Looking through our ISA rules (I inherited this setup, so I'm not familiar with everything on it), we have two pertaining to SMTP: one to allow all from local host to external, and one to allow all from external to local host. I assume this isn't what I want.
So to be compliant, I would like to block port 25 on our SBS 2003. We only have this one server, which provides us with NAT as well as acts as our Exchange server.
How do I, as they request, "block port 25 except from real mail servers" without interfering with our email functionality?
I've had clients in similar situations, usually the SBS server itself isn't the actual source of the infection. It was either a client machine sending out on port 25 directly or it was using the exchange server as a relay to get out.
Usually within your firewall you want to block port 25 for everything (preferrably block all ports from wan to lan) and then set up a specific port forwards from the firewall to your sbs server as needed. You can then also block outbound traffic on port 25 for any device not designated as your email server. Since your Server is also working as your firewall then the rule that 'allows all smtp from localhost to external' is actually compliant with what they're asking. But since all internet access is already going through the server its not having the affect that they want. You can try adding a rule that blocks smtp from your local network range to the local host, but that still leaves your server open to attack.
The right thing to do to decrease the exposure of your SBS 2003 box is to either purchase or configure a router for use as your firewall instead of the server. And then use the firewall as the gateway for your network instead of the Server.

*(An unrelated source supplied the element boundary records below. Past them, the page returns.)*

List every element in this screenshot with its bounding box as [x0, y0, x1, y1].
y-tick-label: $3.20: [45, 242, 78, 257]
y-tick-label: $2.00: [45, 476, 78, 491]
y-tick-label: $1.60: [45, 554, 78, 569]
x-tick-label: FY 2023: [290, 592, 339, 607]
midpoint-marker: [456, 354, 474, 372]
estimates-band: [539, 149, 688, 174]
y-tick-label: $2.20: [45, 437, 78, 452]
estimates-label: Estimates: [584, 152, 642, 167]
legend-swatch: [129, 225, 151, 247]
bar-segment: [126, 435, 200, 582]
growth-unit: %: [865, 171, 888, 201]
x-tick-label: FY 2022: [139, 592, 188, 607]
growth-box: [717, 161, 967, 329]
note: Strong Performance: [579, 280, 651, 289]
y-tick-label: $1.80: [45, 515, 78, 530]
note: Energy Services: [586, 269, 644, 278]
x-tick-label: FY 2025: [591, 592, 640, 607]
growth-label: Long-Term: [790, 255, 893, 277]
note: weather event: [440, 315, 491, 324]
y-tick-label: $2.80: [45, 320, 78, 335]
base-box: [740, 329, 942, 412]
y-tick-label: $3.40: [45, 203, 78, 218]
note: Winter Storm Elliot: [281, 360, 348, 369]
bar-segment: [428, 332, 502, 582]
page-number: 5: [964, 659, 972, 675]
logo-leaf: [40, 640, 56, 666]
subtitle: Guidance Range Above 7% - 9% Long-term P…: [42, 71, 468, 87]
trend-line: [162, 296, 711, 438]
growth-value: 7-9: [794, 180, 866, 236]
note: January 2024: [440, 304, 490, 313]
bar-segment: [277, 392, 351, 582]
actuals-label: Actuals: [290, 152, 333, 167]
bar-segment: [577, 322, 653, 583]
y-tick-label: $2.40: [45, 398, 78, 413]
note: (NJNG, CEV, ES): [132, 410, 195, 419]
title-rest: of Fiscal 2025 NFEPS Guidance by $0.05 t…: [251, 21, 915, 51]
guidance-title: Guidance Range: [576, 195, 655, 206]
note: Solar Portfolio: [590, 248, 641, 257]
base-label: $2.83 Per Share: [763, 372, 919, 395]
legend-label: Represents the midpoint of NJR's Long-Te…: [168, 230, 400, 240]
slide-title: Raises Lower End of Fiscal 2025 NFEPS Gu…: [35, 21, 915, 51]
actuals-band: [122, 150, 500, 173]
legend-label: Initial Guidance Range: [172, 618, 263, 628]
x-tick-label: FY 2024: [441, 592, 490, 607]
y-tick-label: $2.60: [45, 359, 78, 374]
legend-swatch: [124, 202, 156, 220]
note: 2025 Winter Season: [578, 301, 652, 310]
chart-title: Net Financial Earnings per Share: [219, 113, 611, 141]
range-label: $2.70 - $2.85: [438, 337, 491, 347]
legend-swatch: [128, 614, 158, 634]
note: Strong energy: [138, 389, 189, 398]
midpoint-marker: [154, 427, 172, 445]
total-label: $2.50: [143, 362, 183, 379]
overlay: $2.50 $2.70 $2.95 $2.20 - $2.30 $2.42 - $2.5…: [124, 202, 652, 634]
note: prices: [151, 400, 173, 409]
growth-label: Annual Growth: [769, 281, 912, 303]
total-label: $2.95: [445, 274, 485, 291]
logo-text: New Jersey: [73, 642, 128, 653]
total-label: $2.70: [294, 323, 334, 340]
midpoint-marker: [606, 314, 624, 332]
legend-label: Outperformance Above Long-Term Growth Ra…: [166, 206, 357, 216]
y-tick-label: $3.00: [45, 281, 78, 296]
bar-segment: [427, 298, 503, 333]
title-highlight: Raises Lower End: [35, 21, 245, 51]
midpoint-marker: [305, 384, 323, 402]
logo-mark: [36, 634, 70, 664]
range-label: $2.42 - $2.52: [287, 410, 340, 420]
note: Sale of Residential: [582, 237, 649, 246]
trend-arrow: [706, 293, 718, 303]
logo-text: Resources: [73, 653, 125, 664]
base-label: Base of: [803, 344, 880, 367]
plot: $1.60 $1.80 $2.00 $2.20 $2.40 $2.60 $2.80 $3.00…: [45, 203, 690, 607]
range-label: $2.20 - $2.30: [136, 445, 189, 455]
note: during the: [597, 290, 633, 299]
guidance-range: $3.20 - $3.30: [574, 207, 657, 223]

You can't shut down port 25 for your SBS server because, as others have mentioned, that will shut down outgoing mail from Exchange.
It sounds like the 2 ISA rules you have for SMTP have it covered. If I remember correctly (this is going back a ways) ISA operates with a deny all by default mentality and you have to open what you need opened. From that perspective you're configured correctly with those rules.
If your Exchange server was infected then there wouldn't be anything you could do other than to keep it up to date with good A/V software.
Beyond that, I'd suggest contacting your ISP and going over things with them to appeal the blacklist. You'll need to prove that you're not vulnerable, or at least as secure as you can make it. Even then it'll be up to them based on their terms and conditions.